Velocity Reviews - Computer Hardware Reviews

Velocity Reviews > Newsgroups > Programming > Python > Q: urlopen() and "file:///c:/mypage.html" ??

Reply
Thread Tools

Q: urlopen() and "file:///c:/mypage.html" ??

 
 
MAK
Guest
Posts: n/a
 
      08-21-2003
I'm stumped.

I'm trying to use Python 2.3's urllib2.urlopen() to open an HTML file
on the local harddrive of my WinXP box.

If I were to use, say, Netscape to open this file, I'd specify it as
"file:///c:/mypage.html", and it would open it just fine. But
urlopen() won't accept it as a valid URL. I get an OSError exception
with the error message "No such file or directory:
'\\C:\\mypage.html'".

I've tried variations on the URL, such as "file://c:/mypage.html",
too, without luck. That one gives me a 'socket.gaierror' exception
with the message "'getaddrinfo failed'".

Upon diving into the code, I found that, in the first case, the third
'/' is left as part of the filename, and in the second case, it ends
up thinking that 'C:' is the hostname of the machine.

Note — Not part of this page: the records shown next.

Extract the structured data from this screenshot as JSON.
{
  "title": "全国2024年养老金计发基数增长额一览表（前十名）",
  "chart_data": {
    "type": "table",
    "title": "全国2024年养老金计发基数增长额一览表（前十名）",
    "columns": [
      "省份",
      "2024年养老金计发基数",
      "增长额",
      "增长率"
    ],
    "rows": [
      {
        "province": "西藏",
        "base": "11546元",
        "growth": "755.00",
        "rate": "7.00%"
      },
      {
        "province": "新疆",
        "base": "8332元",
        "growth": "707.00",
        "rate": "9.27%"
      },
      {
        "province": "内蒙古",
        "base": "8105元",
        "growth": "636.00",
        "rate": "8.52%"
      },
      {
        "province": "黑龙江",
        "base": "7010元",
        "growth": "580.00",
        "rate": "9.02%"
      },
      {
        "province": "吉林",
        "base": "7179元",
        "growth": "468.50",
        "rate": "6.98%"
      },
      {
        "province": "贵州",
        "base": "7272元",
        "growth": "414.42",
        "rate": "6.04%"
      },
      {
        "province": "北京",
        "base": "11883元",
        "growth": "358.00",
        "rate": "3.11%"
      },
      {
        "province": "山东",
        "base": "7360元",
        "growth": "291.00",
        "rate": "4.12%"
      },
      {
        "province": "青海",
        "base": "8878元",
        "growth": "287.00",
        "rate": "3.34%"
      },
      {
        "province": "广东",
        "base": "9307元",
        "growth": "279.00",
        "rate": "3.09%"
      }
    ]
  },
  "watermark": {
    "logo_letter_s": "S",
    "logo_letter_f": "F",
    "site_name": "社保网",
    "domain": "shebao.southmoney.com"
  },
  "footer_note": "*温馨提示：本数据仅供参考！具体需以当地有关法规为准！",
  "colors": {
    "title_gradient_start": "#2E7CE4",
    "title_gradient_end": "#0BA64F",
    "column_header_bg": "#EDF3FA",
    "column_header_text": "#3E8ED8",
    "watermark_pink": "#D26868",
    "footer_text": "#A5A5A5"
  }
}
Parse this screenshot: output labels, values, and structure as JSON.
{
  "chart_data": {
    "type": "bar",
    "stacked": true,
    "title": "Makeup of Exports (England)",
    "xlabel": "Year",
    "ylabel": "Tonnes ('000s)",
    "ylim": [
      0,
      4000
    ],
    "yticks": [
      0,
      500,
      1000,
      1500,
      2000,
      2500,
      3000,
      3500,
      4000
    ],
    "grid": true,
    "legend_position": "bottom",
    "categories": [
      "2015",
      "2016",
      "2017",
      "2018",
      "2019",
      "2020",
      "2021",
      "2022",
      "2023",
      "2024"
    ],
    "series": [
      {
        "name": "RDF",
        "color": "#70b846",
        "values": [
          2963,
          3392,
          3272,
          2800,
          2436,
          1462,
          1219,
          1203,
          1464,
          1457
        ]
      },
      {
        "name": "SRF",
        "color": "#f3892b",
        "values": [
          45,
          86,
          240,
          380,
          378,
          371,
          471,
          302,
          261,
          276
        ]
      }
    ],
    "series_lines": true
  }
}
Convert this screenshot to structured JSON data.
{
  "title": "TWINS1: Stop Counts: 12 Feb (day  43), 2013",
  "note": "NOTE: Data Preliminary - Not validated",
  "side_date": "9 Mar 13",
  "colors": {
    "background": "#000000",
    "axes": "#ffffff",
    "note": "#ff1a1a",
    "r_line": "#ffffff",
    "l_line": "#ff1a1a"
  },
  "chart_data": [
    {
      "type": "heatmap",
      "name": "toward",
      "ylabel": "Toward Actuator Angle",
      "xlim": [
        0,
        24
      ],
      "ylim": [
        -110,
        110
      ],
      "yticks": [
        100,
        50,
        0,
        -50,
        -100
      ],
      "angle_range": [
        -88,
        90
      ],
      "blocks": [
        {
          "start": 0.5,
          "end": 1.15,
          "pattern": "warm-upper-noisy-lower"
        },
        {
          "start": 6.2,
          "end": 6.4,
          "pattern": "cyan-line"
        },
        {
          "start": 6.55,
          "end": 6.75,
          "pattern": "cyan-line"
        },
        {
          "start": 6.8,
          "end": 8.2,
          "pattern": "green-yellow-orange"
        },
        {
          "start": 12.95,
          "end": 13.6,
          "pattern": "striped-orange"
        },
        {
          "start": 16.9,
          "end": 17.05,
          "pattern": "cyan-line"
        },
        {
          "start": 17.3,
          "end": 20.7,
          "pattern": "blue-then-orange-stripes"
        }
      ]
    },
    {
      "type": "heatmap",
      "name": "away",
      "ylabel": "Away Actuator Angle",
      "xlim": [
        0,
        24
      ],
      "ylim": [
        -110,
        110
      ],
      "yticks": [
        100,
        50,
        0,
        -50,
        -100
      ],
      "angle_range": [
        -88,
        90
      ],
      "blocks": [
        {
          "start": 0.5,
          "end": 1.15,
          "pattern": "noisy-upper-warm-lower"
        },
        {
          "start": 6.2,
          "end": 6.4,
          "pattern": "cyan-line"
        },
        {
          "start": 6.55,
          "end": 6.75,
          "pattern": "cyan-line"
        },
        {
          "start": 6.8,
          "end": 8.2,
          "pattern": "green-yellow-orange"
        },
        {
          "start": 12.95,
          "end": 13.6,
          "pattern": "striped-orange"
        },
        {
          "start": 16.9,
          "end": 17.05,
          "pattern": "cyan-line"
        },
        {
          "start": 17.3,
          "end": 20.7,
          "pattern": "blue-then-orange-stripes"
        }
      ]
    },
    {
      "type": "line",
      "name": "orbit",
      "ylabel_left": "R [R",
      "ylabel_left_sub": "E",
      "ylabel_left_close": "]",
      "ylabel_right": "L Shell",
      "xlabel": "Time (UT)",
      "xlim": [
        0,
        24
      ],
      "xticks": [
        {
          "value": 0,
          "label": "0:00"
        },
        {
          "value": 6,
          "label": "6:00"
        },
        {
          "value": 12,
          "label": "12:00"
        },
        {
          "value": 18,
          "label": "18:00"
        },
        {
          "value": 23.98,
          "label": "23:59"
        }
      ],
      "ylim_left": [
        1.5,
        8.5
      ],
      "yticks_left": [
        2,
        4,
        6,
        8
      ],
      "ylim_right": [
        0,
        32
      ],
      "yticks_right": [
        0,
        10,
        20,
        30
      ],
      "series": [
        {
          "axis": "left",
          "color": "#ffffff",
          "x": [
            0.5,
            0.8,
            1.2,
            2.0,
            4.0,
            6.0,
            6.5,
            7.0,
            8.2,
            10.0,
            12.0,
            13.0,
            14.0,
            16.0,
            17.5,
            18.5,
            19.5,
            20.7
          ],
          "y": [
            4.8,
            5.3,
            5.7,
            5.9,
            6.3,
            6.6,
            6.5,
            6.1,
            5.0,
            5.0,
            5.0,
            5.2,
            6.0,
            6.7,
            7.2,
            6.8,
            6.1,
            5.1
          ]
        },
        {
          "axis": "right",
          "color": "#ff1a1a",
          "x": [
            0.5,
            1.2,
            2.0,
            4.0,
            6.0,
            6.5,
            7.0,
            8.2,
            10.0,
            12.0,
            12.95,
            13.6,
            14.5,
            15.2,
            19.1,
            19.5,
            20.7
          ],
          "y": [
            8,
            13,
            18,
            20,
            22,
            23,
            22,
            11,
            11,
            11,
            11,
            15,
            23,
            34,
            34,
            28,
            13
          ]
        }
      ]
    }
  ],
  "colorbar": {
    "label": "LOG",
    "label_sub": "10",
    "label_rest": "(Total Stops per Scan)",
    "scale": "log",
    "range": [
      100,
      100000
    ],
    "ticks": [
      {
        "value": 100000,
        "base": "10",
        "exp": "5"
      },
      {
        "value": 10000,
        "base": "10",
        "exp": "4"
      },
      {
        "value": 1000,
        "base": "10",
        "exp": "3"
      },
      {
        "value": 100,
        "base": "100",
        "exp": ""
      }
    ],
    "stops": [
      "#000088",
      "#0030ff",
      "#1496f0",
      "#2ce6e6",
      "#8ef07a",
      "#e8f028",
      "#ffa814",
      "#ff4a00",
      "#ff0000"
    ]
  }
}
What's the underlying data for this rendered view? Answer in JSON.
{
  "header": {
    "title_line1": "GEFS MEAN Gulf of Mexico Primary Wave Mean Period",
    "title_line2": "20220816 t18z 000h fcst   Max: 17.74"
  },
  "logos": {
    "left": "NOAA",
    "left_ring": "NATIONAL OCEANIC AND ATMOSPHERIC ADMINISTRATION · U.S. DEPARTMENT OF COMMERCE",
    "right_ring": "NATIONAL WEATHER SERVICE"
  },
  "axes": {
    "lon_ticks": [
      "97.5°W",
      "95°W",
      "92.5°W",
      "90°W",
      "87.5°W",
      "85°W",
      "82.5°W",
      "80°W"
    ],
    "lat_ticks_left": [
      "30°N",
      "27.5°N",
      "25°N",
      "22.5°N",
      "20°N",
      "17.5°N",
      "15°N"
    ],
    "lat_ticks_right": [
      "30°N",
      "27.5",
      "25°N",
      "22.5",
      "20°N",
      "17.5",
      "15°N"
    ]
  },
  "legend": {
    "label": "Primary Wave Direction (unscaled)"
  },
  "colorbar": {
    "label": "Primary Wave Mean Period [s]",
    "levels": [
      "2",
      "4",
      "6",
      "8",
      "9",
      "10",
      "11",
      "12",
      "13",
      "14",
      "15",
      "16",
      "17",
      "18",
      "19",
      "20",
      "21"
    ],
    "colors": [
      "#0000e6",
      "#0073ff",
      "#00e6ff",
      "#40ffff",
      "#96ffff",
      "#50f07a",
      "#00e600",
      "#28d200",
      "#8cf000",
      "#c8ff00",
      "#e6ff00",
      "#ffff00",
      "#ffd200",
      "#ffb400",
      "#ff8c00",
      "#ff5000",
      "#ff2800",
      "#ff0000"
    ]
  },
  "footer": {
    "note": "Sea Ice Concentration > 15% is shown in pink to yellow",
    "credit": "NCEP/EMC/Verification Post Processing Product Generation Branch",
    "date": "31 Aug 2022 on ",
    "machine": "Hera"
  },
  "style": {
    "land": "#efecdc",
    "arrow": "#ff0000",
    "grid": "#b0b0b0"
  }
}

Can anyone point out the error of my ways?
Thanks.
 
Reply With Quote
 
 
 
 
Joe Francia
Guest
Posts: n/a
 
      08-21-2003
MAK wrote:
> I'm stumped.
>
> I'm trying to use Python 2.3's urllib2.urlopen() to open an HTML file
> on the local harddrive of my WinXP box.
>
> If I were to use, say, Netscape to open this file, I'd specify it as
> "file:///c:/mypage.html", and it would open it just fine. But
> urlopen() won't accept it as a valid URL. I get an OSError exception
> with the error message "No such file or directory:
> '\\C:\\mypage.html'".
>
> I've tried variations on the URL, such as "file://c:/mypage.html",
> too, without luck. That one gives me a 'socket.gaierror' exception
> with the message "'getaddrinfo failed'".
>
> Upon diving into the code, I found that, in the first case, the third
> '/' is left as part of the filename, and in the second case, it ends
> up thinking that 'C:' is the hostname of the machine.
>
> Can anyone point out the error of my ways?
> Thanks.


This works:

f = urllib2.urlopen(r'file:///c|\mypage.html')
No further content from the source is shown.